It must be divorce season. First Mosiuoa Lekota announces his departure from the ANC and now Telkom has announced that they’re separating from mobile partner Vodacom.
At a press conference today in Melrose Arch, Johannesburg, Telkom CEO Reuben September announced that Telkom had accepted Vodafone’s offer of R22,5-billion for a further 15% stake in Vodacom.
Vodafone and Telkom are joint 50% shareholders in Vodacom, so the proposed transaction will see Vodafone become the majority shareholder. The remaining 35% owned by Telkom will be listed on the Johannesburg Stock Exchange and unbundled to Telkom’s shareholders.
The government will receive a 13,8% share in Vodacom, while the Public Investment Corporation will get a 4,6% share and the rest of Telkom’s shareholders will receive 16,6%.
September confirmed that the government will be locked in for twelve months from the completion of the transaction and will have to hang on to at least 10% of its shareholding during this time.

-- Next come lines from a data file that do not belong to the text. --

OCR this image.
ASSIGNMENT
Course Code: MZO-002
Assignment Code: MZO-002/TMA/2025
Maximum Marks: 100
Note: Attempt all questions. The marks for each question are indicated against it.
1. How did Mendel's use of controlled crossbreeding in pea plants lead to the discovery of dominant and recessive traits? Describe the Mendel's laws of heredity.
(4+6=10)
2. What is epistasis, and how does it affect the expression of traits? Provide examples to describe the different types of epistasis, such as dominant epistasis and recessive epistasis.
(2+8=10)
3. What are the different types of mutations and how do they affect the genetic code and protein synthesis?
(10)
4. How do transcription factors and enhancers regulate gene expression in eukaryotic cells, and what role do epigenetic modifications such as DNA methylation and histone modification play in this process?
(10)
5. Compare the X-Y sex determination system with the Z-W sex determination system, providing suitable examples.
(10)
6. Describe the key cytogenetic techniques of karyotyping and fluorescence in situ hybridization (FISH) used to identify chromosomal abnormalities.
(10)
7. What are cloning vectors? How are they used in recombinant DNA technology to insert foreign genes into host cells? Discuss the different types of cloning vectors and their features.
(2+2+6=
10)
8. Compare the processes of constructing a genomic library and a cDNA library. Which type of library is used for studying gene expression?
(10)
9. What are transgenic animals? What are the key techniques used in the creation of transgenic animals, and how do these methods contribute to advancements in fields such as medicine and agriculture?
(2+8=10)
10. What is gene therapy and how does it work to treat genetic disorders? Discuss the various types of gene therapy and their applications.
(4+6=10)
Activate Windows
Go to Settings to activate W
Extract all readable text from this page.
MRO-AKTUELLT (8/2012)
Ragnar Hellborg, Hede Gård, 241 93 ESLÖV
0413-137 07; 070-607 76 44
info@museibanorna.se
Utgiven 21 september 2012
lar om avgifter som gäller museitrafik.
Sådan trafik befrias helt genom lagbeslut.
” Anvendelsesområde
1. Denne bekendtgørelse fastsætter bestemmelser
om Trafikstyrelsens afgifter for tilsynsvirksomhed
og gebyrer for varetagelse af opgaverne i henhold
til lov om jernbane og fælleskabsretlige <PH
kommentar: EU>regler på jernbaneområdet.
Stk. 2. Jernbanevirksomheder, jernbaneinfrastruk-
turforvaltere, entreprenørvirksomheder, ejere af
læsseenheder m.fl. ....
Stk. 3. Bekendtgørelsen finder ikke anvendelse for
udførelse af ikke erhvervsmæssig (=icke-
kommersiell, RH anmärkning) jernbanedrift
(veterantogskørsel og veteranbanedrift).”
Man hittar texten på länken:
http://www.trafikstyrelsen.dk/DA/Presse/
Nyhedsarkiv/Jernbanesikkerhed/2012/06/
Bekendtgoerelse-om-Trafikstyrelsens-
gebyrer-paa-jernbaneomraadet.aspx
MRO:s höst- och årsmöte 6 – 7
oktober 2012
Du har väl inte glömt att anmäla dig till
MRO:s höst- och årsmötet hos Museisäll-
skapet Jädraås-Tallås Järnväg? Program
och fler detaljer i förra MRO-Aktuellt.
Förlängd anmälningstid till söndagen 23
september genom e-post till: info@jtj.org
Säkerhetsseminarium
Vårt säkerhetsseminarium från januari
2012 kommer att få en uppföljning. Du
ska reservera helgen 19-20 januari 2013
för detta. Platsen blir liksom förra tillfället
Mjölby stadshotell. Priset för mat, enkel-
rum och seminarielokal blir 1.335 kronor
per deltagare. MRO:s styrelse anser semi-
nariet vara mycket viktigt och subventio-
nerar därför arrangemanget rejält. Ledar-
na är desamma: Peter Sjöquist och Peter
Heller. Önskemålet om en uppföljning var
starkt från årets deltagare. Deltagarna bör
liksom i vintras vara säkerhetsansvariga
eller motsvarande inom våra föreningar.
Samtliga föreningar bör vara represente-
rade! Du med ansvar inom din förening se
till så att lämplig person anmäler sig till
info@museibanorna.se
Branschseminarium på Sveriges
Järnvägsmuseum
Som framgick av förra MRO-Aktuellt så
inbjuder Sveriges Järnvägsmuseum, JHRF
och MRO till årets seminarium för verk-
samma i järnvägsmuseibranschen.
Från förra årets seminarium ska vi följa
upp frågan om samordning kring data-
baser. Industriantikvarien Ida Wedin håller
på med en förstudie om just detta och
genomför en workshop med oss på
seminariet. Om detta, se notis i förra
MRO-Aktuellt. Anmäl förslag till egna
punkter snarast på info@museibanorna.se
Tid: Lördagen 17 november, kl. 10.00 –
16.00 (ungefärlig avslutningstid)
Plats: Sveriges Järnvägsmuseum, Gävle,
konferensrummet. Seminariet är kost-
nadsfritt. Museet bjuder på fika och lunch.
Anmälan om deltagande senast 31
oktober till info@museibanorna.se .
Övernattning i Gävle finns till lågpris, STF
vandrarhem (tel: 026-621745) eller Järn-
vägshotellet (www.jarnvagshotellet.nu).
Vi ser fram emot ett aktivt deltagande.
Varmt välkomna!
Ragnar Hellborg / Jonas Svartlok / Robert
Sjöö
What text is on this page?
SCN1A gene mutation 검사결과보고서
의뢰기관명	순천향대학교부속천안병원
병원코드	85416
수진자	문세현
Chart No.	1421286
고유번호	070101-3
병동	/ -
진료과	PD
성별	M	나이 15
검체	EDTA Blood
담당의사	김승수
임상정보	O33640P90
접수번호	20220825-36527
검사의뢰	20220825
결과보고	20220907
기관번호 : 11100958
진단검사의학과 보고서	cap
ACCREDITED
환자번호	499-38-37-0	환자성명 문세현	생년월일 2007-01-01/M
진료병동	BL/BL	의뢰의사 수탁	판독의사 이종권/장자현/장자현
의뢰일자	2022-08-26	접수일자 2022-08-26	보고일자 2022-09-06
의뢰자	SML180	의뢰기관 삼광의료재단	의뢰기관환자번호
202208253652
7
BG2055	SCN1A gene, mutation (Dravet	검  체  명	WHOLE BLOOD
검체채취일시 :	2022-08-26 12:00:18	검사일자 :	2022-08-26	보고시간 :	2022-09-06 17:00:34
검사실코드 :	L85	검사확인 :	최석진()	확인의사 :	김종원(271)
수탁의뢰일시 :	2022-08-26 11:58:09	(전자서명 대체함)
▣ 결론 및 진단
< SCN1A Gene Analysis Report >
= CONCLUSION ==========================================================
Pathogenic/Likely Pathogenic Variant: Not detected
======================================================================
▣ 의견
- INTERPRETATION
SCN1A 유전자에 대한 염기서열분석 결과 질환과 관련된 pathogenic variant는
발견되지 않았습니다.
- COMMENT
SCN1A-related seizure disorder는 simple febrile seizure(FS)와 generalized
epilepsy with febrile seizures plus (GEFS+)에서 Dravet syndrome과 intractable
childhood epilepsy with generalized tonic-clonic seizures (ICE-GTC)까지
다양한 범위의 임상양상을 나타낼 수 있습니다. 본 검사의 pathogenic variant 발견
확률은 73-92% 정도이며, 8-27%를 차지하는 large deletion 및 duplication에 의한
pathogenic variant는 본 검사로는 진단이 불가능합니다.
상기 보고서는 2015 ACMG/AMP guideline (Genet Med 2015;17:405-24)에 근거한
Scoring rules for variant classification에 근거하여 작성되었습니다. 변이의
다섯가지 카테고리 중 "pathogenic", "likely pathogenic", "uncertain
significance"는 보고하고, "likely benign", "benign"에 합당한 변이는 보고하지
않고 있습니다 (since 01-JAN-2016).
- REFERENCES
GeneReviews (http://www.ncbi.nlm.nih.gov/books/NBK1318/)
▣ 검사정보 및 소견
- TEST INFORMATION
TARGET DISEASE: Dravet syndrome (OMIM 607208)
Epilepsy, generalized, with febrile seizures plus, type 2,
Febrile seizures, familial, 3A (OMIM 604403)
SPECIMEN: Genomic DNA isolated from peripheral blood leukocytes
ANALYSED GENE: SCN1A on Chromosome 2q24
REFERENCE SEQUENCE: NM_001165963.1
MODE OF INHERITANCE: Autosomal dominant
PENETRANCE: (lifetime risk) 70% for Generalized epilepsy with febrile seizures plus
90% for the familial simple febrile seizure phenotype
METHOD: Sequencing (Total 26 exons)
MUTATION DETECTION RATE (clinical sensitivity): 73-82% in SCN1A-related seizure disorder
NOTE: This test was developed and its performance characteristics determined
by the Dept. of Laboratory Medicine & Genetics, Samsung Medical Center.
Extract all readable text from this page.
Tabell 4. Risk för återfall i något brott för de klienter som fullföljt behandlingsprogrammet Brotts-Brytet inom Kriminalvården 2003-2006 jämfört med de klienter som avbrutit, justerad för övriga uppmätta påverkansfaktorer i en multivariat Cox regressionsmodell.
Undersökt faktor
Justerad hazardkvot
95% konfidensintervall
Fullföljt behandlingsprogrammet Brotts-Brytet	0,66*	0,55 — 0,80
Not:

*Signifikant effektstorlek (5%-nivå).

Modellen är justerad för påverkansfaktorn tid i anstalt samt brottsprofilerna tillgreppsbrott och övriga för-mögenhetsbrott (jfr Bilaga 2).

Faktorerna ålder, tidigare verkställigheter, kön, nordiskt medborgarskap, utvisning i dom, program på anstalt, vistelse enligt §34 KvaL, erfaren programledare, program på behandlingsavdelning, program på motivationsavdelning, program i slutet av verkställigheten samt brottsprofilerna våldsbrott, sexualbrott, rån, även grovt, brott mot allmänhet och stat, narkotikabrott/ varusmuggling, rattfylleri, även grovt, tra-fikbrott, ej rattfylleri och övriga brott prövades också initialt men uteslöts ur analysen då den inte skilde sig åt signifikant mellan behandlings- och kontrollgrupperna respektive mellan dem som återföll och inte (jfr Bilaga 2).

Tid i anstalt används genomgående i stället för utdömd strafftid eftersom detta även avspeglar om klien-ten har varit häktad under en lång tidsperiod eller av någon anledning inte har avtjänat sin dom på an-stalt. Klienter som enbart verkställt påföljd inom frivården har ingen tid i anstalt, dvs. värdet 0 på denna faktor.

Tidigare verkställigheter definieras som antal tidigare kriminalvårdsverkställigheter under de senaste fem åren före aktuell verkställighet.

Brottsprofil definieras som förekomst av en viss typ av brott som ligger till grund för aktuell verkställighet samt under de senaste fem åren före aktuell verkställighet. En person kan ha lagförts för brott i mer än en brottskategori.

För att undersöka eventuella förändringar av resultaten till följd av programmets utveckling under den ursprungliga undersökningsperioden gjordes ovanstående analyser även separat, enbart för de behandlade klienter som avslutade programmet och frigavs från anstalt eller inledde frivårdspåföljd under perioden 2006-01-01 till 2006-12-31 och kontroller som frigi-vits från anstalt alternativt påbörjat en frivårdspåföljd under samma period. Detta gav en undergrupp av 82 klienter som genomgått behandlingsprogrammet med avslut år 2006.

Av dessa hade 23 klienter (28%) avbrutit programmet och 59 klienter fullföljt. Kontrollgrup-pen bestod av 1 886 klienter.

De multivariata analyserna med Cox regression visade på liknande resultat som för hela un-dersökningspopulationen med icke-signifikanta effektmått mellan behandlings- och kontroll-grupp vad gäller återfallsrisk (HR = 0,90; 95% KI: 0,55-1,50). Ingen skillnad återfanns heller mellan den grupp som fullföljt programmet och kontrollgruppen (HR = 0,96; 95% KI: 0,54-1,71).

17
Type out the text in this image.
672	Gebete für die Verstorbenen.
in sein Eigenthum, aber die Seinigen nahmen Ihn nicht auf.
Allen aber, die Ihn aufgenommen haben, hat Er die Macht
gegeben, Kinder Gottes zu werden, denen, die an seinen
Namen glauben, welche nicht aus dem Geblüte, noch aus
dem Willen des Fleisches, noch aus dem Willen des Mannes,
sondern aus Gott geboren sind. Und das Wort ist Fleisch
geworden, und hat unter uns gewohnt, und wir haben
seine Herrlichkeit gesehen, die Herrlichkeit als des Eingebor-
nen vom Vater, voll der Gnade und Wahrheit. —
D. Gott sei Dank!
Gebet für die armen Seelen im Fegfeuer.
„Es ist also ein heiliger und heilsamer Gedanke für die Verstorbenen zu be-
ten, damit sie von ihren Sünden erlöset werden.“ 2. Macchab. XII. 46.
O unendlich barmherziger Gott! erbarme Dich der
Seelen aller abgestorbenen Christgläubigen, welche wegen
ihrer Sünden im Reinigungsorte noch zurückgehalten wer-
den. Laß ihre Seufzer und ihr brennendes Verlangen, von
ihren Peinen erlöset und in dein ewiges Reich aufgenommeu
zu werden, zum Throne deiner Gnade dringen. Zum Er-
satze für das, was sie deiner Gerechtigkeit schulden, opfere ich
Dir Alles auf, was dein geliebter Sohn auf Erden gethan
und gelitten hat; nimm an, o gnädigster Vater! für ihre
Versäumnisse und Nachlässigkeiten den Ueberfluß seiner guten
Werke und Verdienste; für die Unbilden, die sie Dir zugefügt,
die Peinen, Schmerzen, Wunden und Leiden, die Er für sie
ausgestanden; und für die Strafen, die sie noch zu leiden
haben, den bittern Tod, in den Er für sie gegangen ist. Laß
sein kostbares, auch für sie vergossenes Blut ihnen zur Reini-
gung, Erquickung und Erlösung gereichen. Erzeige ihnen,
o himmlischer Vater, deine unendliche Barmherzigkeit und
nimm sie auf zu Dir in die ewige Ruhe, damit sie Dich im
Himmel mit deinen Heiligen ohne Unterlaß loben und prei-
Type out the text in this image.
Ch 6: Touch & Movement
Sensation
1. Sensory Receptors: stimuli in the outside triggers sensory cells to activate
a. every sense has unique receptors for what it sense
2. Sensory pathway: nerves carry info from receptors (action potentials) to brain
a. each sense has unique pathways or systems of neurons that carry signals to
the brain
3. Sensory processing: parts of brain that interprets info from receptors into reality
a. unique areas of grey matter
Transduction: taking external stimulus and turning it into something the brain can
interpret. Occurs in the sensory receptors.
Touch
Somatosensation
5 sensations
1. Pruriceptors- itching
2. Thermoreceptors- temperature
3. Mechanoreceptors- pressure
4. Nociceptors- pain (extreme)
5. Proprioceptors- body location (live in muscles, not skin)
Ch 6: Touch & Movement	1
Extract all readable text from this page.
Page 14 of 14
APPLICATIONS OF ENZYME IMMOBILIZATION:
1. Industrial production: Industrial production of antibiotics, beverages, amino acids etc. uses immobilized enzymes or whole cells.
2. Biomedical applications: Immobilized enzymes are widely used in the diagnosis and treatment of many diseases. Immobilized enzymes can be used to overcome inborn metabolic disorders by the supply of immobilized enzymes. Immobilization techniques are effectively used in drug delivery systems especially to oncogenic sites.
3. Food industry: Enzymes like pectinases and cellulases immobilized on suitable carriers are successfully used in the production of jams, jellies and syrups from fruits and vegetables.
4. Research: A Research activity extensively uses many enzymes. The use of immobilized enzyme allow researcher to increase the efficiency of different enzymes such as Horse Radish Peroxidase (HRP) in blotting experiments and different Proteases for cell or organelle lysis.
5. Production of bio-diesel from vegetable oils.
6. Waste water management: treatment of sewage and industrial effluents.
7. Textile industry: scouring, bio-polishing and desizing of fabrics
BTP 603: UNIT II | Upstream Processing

Telkom expects the deal to be concluded by May or June next year, once the necessary shareholder and regulatory approval has been sought.
September stressed that the deal would unlock significant value for Telkom shareholders as Telkom’s fixed-line business has been undervalued while it clung on to its 50% stake in Vodacom.
Telkom’s proceeds of the deal will be R22,5-billion minus Vodacom’s attributable debt of R1,55-billion, which equates to R20,95-billion.
This will be subject to capital gains tax and the remaining profit will be divided in two. Half will be paid back to Telkom shareholders as a special dividend and the other half will be used to finance its future expansion plans.
‘Our approach will be to utilise the retained proceeds prudently with the aim of ensuring that Telkom remains an attractive and strongly competitive company,” says September.
Telkom is currently looking to go it alone in the mobile space and September reiterated this approach at the press conference, insisting that Telkom would be rolling out a wideband CDMA wireless network that they would use to target corporate and high-end residential clients.
September also said that Telkom would be looking signing roaming agreements with other established mobile partners in South Africa to augment their mobile network rollout.
Many analysts have expressed skepticism at Telkom’s ability to make a success of going it alone in the mobile space and have questioned how Telkom will survive without the Vodacom cash cow.
The deal will also allow Vodafone to use Vodacom as its arm to expand into Southern Africa, excluding Kenya, where Vodafone already operates.
Vodacom already has operations in numerous African countries with very low mobile penetration such as Tanzania (20%), Mozambique (16%), Lesotho (26%) and the Democratic Republic of Congo (12%), which are seen as huge growth areas for Vodafone.
Telkom, on other hand, is already operating as a fixed and mobile player in Nigeria with their Multilinks venture and they would be looking for similar opportunities in Africa.
September says that Telkom will be eyeing a number of new mobile licenses that will become available in numerous African countries, which will probably mean that we will see Vodacom and Telkom going head to head in Africa.
Vodafone’s chief executive Vittorio Colao says that it is delighted to be increasing its shareholding in South Africa’s leading mobile player.